Phosphorylase activity is regulated by reversible phosphorylation. Phosphorylase a is the active form, while phosphorylase b is inactive.
Metabolic Disorders Caused by Defective Enzymes Controlling PhosphorylationEdit
An example of a metabolic disease caused by defective enzymes is Lafora disease. Lafora disease, named after Dr. Gonzalo Lafora, is a metabolic disorder that is caused by defective enzymes that controls phosphorylation. It is a neurodegenerative disease caused by insoluble glucan accumulating in the cytoplasm. Glucan is a type of complex carbohydrate that is made up of glucose linked together by glycosidic bonds. Lafora disease not only causes epilepsy, but also progressive central nervous system degenerations. This ultimately results in the death of the patient. It is thought that the compilation of cytoplasmic lipid bodies (LB) trigger neuronal cell death and seizures.
It is recognized that in almost half of Lafora disease cases, the EPM2A (epilepsy, progressive myoclonus 2A) gene is mutated. The EPM2A gene encodes the bimodular protein called laforin.
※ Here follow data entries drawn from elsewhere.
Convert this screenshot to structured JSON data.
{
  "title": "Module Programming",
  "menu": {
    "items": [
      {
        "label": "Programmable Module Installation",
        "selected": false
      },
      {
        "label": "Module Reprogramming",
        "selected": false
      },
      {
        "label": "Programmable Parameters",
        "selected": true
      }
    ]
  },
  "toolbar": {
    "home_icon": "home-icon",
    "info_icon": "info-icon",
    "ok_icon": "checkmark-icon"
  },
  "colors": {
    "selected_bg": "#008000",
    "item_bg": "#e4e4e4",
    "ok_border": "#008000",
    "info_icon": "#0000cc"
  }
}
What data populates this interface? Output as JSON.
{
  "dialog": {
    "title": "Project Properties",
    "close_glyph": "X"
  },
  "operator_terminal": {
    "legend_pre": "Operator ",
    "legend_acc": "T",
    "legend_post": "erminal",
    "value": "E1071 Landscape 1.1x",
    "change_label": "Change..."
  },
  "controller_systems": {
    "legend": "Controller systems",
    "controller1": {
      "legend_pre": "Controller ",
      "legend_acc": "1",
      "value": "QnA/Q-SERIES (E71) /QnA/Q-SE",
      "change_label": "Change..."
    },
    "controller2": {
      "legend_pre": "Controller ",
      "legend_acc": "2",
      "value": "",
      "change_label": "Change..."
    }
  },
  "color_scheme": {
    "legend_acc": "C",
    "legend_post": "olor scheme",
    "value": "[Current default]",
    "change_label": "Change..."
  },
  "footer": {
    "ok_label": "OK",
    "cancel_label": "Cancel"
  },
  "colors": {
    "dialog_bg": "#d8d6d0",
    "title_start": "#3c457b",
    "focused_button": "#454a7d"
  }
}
Laforin is associated with regulating glycogen metabolism. Glycogen stores long-term energy. Furthermore, about 20% if Lafora disease cases are a result of mutations in EPM2B (epilepsy, progressive myoclonus 2B), which encodes the protein called malin. Malin is associated with the binding, ubiquitylating, and promoting the degradation of laforin.
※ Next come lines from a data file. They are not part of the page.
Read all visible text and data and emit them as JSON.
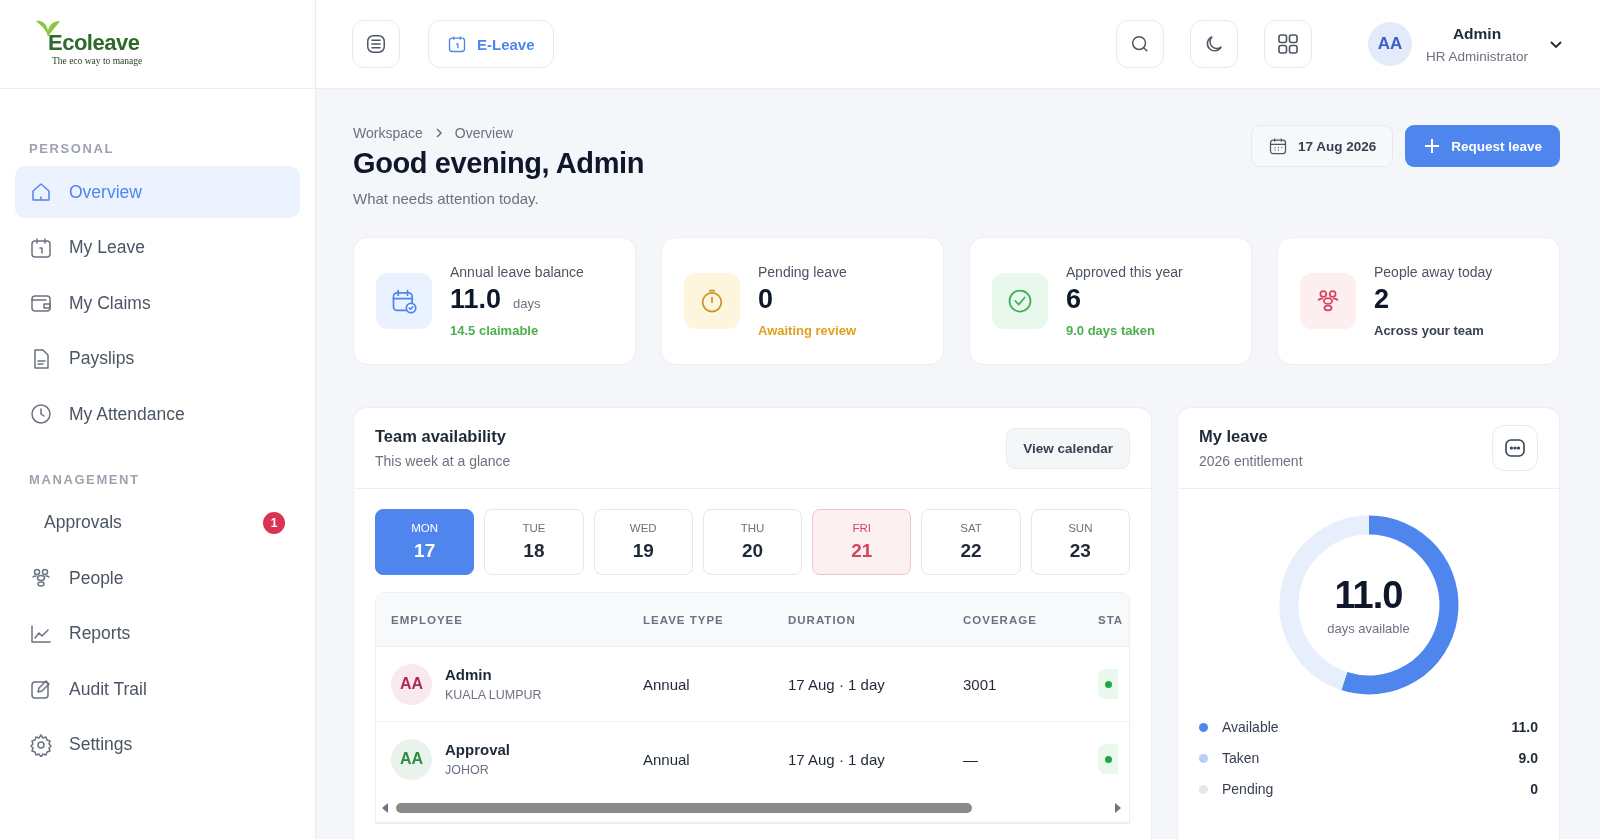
{
  "logo": {
    "wordmark": "Ecoleave",
    "tagline": "The eco way to manage"
  },
  "topbar": {
    "module_button": "E-Leave",
    "user": {
      "initials": "AA",
      "name": "Admin",
      "role": "HR Administrator"
    }
  },
  "sidebar": {
    "sections": [
      {
        "label": "PERSONAL",
        "items": [
          {
            "label": "Overview",
            "selected": true
          },
          {
            "label": "My Leave",
            "selected": false
          },
          {
            "label": "My Claims",
            "selected": false
          },
          {
            "label": "Payslips",
            "selected": false
          },
          {
            "label": "My Attendance",
            "selected": false
          }
        ]
      },
      {
        "label": "MANAGEMENT",
        "items": [
          {
            "label": "Approvals",
            "selected": false,
            "badge": "1"
          },
          {
            "label": "People",
            "selected": false
          },
          {
            "label": "Reports",
            "selected": false
          },
          {
            "label": "Audit Trail",
            "selected": false
          },
          {
            "label": "Settings",
            "selected": false
          }
        ]
      }
    ]
  },
  "breadcrumb": [
    "Workspace",
    "Overview"
  ],
  "heading": {
    "title": "Good evening, Admin",
    "subtitle": "What needs attention today."
  },
  "date_button": "17 Aug 2026",
  "primary_button": "Request leave",
  "stats": [
    {
      "label": "Annual leave balance",
      "value": "11.0",
      "unit": "days",
      "note": "14.5 claimable",
      "color": "#4caf50"
    },
    {
      "label": "Pending leave",
      "value": "0",
      "note": "Awaiting review",
      "color": "#e0a020"
    },
    {
      "label": "Approved this year",
      "value": "6",
      "note": "9.0 days taken",
      "color": "#4caf50"
    },
    {
      "label": "People away today",
      "value": "2",
      "note": "Across your team",
      "color": "#374151"
    }
  ],
  "team": {
    "title": "Team availability",
    "subtitle": "This week at a glance",
    "button": "View calendar",
    "days": [
      {
        "day": "MON",
        "date": "17",
        "selected": true,
        "highlighted": false
      },
      {
        "day": "TUE",
        "date": "18",
        "selected": false,
        "highlighted": false
      },
      {
        "day": "WED",
        "date": "19",
        "selected": false,
        "highlighted": false
      },
      {
        "day": "THU",
        "date": "20",
        "selected": false,
        "highlighted": false
      },
      {
        "day": "FRI",
        "date": "21",
        "selected": false,
        "highlighted": true
      },
      {
        "day": "SAT",
        "date": "22",
        "selected": false,
        "highlighted": false
      },
      {
        "day": "SUN",
        "date": "23",
        "selected": false,
        "highlighted": false
      }
    ],
    "table": {
      "columns": [
        "EMPLOYEE",
        "LEAVE TYPE",
        "DURATION",
        "COVERAGE",
        "STA"
      ],
      "rows": [
        {
          "initials": "AA",
          "color": "#b0285a",
          "name": "Admin",
          "location": "KUALA LUMPUR",
          "leave_type": "Annual",
          "duration": "17 Aug · 1 day",
          "coverage": "3001"
        },
        {
          "initials": "AA",
          "color": "#2e8b3e",
          "name": "Approval",
          "location": "JOHOR",
          "leave_type": "Annual",
          "duration": "17 Aug · 1 day",
          "coverage": "—"
        }
      ]
    }
  },
  "my_leave": {
    "title": "My leave",
    "subtitle": "2026 entitlement",
    "center_value": "11.0",
    "center_label": "days available",
    "legend": [
      {
        "label": "Available",
        "value": "11.0",
        "color": "#4f86ee"
      },
      {
        "label": "Taken",
        "value": "9.0",
        "color": "#b8cdf7"
      },
      {
        "label": "Pending",
        "value": "0",
        "color": "#e5e7eb"
      }
    ]
  }
}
It is determined that insoluble glucan accumulating in the cytoplasm causes Lafora disease, although the molecular cause of this disease is still unknown. This is due to the fact that the function of laforin is obscure because its substrate is still unidentified. There are various hypotheses, but one prominent hypothesis is that laforin dephosphorylates glycogen molecules as they are synthesized. Without laforin, glycogen metabolism results in a slightly more phosphorylated glucan and would eventually lead to a Lafora body. Another hypothesis is that laforin recruits malin to the site of glycogen synthesis. Malin regulates the synthesis of glycogen by ubiquitylating protein targeting to glycogen (PTG), glycogen synthase (GS), glycogen debranching enzyme (GDE), and laforin to inhibit LB formation.